What is an artistic outlook on life?
I have been observing how the city life grows with a departure from natural elements and everyone feels lively with man-made beauty, which comes with it’s complications. The visual in my works gain various perspectives and layers while browsing through compartmentalized renditions of the city.
Should art be funded?
In order for an artist to do his work, he/she must be funded at the government and public level.
What role does art funding have?
An artist needs financial support to do his or her work. With the help of funds, the artist can experiment to do something new in his work.
Name three artists you’d like to be compared to.
As much as I don’t like any particular artist, I like the work of many artists like Amy Cutler, Arthur Lugauskas and Gigi Scaria, I have a long list of influences which includes ideas and concepts as an artist, writer and movies. I’m mostly influenced by Indian traditional art, like miniature paintings, Patta styles and crafts. I am interested in a wide range of processes and approaches in contemporary practice.
What’s the best piece of advice you’ve been given?
Focus on your work and keep working hard with dedication.

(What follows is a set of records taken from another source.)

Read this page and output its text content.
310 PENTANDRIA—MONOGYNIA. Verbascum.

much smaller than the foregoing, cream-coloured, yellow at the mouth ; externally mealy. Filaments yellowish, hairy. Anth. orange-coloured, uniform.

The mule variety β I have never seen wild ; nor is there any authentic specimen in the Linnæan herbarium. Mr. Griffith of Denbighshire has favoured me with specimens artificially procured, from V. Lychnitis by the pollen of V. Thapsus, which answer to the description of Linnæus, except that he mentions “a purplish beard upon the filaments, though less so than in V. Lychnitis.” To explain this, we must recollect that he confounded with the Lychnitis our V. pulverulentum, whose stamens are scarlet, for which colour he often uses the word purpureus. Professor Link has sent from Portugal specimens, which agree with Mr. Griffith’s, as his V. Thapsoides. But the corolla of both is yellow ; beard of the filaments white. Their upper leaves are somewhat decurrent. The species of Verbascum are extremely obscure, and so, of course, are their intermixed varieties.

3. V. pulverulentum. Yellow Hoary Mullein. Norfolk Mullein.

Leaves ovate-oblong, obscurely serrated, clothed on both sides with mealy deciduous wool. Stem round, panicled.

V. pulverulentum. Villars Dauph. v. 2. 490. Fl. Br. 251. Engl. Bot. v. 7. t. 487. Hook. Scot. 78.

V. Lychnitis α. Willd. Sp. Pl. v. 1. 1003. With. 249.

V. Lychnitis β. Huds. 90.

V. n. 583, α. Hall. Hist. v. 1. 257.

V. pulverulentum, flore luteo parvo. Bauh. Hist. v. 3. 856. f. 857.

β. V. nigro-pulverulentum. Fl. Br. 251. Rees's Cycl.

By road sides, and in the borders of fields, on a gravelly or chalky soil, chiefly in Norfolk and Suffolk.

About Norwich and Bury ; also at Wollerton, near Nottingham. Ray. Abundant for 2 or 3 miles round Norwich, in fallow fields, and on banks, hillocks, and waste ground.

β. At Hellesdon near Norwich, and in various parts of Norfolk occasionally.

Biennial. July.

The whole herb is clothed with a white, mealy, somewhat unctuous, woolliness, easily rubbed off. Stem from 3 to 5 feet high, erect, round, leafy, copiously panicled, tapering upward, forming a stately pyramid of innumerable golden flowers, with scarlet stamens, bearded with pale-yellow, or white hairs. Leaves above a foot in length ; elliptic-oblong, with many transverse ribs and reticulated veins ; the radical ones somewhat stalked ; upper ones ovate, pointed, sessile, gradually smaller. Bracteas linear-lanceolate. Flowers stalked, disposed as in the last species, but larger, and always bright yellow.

Professionally, what’s your goal?
I don’t set goals for the future; I set some goals every day and enjoy the work of the day. I am currently involved in research for my upcoming projects. I intend to socialize with people who have moved to the city, so I visit local places and talk with locals and record their urban experiences about the city they live in. I would like to incorporate regional subject matter and further experiment with surface layering techniques. Currently I am working towards my upcoming show with Anant art gallery, New Delhi.